TO THE EDITOR:
The Aug. 29 opinion piece "Not my liberals" shows a lack of empathy, hypocritical reasoning and a poor understanding of leftist thought.
The piece misrepresents the left as inherently violent and treats anyone left of the Sanders campaign as militant and politically undeveloped.
The phrase “[w]e should seek to distance ourselves from radical and potentially dangerous groups on either side of the spectrum” engages in the same “Both Sides” rhetoric used in response to Charlottesville.
The author also recommends placing faith in the police, ignoring the fact that those citizens most in need of protection, the people who work the hardest to guard their communities from violent far-right groups, are the same class of citizens who endure daily and systematic abuse by American police.

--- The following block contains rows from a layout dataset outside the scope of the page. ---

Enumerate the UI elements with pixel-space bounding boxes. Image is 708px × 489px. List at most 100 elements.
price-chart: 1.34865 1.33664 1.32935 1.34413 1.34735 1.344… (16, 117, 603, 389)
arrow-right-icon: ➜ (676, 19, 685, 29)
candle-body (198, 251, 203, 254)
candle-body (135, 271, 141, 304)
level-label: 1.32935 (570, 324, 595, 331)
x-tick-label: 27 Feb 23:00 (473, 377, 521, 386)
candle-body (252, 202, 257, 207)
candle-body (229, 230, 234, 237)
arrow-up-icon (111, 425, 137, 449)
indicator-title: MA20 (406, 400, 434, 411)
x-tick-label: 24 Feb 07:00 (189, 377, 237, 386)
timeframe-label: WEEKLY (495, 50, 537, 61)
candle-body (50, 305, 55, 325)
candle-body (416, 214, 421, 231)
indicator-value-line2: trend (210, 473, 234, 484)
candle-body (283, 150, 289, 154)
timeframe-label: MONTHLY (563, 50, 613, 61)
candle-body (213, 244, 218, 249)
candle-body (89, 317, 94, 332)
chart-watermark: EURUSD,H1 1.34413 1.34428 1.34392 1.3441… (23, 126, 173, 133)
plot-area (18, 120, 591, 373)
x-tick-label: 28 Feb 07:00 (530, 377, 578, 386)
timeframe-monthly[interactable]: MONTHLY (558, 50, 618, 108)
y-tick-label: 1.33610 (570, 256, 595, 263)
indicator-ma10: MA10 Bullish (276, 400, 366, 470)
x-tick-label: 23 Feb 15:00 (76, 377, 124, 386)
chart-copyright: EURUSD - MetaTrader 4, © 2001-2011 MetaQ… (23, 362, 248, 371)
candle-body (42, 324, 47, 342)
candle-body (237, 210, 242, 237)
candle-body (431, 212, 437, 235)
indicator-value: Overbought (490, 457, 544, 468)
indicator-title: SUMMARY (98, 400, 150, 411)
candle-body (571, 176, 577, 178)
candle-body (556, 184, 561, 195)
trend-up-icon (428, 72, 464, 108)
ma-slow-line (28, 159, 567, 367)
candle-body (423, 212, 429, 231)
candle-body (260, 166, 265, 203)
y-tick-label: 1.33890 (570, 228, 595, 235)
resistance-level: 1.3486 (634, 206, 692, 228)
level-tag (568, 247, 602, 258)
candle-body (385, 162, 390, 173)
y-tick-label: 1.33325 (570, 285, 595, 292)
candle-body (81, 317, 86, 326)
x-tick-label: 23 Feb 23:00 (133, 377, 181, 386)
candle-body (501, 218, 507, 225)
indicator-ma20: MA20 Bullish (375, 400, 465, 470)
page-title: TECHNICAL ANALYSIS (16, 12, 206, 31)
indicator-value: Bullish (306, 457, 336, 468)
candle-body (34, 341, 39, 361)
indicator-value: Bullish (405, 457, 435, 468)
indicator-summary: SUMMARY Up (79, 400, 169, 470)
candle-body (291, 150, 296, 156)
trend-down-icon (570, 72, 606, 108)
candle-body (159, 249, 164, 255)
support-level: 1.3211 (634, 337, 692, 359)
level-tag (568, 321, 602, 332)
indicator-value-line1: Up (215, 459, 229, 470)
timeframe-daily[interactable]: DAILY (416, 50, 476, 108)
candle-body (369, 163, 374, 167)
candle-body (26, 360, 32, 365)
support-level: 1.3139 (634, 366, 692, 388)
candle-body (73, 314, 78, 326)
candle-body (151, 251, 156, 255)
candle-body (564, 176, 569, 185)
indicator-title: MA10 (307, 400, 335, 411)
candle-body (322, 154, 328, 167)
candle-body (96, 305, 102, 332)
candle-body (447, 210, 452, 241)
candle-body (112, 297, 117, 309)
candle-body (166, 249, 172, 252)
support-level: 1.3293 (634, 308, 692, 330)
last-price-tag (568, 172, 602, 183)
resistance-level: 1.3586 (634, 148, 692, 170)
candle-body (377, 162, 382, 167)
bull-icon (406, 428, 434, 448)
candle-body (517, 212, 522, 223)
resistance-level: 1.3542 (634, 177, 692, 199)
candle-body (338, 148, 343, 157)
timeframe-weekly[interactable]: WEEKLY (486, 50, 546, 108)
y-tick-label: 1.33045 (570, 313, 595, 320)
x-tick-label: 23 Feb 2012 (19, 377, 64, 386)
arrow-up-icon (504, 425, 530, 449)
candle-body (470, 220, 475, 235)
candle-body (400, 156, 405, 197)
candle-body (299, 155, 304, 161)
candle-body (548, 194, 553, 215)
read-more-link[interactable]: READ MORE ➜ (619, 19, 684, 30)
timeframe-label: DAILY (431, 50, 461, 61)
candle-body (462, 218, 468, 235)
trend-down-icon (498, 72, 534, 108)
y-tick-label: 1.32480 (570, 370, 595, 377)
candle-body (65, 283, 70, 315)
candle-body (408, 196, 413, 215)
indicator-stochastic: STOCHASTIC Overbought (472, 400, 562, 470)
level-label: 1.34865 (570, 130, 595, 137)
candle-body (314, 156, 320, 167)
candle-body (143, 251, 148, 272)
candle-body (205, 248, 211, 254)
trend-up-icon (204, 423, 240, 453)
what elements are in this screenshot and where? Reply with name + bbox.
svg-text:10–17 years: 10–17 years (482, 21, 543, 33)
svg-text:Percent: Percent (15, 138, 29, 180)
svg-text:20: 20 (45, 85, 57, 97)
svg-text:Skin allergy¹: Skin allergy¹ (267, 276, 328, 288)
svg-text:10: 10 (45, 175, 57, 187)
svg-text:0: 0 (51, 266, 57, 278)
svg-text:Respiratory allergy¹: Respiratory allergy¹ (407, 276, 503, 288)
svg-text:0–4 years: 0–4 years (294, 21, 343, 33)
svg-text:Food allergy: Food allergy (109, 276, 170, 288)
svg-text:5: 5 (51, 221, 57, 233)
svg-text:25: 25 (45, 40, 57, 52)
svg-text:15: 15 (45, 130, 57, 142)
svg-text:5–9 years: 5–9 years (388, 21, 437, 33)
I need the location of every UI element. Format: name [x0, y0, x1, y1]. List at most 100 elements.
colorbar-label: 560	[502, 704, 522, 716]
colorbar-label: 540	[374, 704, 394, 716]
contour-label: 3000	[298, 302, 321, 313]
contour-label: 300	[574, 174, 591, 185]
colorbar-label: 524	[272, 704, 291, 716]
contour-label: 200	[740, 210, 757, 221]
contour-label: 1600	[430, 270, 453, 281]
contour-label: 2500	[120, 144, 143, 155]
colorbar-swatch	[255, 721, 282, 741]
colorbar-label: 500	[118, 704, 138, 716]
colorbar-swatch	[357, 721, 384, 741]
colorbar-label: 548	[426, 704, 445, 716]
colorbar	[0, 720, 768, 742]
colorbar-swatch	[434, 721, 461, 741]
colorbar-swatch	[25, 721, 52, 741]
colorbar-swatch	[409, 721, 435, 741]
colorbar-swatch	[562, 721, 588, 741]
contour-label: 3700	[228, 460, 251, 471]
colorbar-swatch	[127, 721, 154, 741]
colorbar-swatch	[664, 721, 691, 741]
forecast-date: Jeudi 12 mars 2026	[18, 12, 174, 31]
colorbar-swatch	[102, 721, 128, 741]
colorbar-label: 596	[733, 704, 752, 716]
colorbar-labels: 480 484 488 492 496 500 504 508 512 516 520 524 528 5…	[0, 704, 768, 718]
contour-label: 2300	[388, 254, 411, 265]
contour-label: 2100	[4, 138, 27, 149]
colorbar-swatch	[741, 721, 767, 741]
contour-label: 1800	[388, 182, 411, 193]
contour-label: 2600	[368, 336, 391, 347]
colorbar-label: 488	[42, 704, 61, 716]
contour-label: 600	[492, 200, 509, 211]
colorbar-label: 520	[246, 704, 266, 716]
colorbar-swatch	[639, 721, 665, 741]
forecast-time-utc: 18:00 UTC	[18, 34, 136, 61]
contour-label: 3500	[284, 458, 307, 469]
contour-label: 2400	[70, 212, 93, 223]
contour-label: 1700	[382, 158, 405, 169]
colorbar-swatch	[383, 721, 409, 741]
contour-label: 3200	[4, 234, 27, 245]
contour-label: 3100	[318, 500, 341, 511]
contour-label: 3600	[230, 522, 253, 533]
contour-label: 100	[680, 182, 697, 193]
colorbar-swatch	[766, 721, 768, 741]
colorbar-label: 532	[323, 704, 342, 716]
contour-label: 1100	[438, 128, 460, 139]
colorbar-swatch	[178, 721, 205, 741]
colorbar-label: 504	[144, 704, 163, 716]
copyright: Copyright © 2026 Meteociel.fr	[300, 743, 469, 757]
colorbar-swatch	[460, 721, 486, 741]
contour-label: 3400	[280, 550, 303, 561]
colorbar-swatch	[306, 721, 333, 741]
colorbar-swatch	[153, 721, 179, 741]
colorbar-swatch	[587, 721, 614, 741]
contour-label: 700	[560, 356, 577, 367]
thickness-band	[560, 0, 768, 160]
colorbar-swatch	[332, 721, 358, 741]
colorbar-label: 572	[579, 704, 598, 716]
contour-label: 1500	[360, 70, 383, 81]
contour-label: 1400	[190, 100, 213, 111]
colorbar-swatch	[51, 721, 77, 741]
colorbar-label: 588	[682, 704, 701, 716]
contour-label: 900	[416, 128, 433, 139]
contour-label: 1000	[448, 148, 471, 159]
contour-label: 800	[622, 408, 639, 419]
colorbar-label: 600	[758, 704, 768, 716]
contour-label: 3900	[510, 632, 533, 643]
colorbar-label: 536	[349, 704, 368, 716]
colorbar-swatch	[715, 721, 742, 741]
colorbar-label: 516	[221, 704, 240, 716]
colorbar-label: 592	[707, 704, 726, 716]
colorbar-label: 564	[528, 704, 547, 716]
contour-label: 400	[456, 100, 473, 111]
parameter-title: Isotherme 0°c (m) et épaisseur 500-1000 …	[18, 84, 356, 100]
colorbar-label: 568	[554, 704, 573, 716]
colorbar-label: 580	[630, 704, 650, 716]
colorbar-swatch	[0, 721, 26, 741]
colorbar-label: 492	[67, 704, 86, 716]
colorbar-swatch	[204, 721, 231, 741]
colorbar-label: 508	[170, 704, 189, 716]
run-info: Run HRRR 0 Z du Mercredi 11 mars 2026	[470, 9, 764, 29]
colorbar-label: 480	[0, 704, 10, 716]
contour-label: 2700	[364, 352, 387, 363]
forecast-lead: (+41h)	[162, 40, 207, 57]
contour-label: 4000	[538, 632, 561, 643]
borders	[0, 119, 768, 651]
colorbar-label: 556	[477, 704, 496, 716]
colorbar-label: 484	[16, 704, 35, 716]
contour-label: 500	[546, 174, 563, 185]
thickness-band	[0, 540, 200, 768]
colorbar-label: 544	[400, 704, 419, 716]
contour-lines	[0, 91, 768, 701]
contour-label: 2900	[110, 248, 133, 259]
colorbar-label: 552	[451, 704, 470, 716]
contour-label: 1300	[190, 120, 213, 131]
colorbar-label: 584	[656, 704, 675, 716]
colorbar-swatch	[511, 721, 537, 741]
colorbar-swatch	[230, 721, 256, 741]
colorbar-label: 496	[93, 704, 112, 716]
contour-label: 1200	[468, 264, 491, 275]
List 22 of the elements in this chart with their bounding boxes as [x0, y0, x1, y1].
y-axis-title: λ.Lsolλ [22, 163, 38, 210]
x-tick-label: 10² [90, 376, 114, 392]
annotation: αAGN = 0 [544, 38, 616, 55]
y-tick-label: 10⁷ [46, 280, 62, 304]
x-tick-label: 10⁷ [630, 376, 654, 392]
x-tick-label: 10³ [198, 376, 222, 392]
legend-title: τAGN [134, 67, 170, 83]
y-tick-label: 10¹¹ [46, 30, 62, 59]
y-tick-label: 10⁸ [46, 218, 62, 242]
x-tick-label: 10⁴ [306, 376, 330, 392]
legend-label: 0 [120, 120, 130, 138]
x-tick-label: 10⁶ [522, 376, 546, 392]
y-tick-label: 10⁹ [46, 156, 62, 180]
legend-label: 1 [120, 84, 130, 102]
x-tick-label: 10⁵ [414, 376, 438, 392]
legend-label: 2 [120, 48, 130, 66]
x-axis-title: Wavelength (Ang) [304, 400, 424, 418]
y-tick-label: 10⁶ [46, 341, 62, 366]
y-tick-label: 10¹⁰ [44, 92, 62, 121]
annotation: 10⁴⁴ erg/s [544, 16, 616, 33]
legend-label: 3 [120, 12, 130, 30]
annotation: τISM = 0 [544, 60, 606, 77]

The author criticizes the use of straw man arguments to score political points, but does just that in the preceding paragraph.
He defends a centrist ideology by criticizing a violent offshoot of the political left instead of engaging with the anarchist, communist and anti-fascist thought he claims to knock down.
Additionally, dismissing anarchist and communist thought solely because they challenge our current institutions espouses a brand of centrist accommodation that fosters, rather than combats, racist and authoritarian violence.
The article concludes by discouraging empathy. Given the current socio-economic and political situation, one in which the nation’s most vulnerable groups are subject to state sanctioned violence and far-right ideology enjoys mainstream appeal, it is alarming that anyone’s ideal solution would involve eliminating anti-fascist organizers and curtailing empathy.